Results: The B1‑Level Prompt Mirrors Human Performance
When given the B1‑level instruction, ChatGPT performed remarkably well. The readability scores of its revisions closely resembled those produced by the human editors, achieving similar reductions in sentence length and increases in plain‑language vocabulary without altering the original meaning. As the article notes, “The B1 prompt successfully shortened complex clauses and simplified the vocabulary without changing the original meaning.” This outcome suggests that a clear, linguistically grounded target can guide the model to emulate the editors’ effectiveness in making texts accessible while preserving factual integrity.
pitfalls of Vague and Over‑Complex Instructions
In stark contrast, the vague directive to make the text “reader‑focused” yielded poor results. The model retained complex sentence structures, leaned on unfamiliar words, and, most troublingly, invented false information. For instance, in a letter discussing an employee’s maternity leave benefits and sick pay, the simple prompt generated a sentence “congratulating the employer on the upcoming expansion of their team.” This was a fundamental misunderstanding: a baby is not a new employee, making the congratulatory phrase wholly inappropriate for an HR document. The eight‑step prompt, while improving visual layout, introduced multiple factual errors regarding the payment of certain medical benefits, indicating that feeding the model too many discrete revision steps at once can cause it to lose sight of the core message.
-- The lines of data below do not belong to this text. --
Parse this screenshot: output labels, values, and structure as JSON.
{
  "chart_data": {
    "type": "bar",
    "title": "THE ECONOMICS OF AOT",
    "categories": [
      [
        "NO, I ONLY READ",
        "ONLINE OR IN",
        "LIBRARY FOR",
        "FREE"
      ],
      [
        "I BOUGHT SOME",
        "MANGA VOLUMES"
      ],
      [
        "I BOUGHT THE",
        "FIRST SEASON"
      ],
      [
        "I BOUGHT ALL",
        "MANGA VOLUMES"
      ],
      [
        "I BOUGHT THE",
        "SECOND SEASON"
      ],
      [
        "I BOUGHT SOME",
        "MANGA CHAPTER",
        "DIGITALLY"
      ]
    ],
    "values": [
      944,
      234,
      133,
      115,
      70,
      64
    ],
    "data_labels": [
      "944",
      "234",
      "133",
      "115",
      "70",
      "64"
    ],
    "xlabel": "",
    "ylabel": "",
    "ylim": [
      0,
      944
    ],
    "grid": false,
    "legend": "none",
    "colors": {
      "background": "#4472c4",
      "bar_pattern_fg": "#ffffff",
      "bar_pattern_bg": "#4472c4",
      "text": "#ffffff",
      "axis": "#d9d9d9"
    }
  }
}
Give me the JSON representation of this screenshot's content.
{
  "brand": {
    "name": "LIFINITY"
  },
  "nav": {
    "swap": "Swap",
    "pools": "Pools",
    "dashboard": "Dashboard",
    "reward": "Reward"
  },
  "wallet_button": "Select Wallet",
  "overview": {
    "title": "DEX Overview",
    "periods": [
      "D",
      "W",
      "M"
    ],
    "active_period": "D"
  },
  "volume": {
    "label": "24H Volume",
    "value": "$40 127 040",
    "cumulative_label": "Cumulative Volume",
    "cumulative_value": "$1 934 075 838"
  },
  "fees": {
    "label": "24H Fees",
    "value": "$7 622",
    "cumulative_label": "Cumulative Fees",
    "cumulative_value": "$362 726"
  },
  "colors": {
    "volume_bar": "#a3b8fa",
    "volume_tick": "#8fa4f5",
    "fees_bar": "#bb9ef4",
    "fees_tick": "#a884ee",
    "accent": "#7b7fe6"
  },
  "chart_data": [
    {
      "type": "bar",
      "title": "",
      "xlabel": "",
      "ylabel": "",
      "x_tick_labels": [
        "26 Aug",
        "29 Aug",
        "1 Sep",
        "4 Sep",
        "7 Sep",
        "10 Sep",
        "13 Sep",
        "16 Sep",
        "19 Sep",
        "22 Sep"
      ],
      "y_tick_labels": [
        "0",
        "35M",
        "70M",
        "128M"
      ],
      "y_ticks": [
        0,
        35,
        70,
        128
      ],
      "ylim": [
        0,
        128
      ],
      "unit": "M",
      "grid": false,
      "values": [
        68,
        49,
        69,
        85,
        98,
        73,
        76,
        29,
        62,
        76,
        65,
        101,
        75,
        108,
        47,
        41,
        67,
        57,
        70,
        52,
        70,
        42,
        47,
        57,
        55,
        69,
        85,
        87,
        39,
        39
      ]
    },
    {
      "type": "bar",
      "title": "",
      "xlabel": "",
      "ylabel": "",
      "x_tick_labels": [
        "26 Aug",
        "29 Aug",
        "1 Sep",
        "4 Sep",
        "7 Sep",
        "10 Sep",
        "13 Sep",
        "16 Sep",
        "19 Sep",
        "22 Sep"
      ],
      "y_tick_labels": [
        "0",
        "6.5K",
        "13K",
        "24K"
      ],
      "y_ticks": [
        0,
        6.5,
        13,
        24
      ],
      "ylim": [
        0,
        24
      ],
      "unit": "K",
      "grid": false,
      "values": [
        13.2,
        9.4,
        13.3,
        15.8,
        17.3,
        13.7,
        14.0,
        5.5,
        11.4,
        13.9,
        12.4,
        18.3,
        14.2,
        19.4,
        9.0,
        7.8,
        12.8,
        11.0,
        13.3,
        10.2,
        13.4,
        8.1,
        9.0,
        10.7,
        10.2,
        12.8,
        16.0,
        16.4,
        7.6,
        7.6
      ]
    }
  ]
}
Limitations, Interpretation, and the Future Role of Writers
The study acknowledges several constraints: it relied on a small set of business letters, evaluated outputs in a single generation, and did not test longer, more intricate reports such as journalistic releases or consumer manuals. In real workplaces, users would likely iterate on prompts, regenerate text, or manually edit AI drafts—behaviors not captured here. Nevertheless, the findings point to a shifting role for professional writers. Rather than drafting from scratch, they may increasingly act as curators and directors of AI‑generated content, a shift that demands prompt engineering—the skill of feeding precise contextual cues to the model. As the authors conclude, “Assessing artificial prose requires the exact same competencies used to evaluate human writing, including rhetorical fit and source verification.” Thus, effective workplace communication may soon depend just as much on supervising and correcting text‑generation models as on traditional language mastery.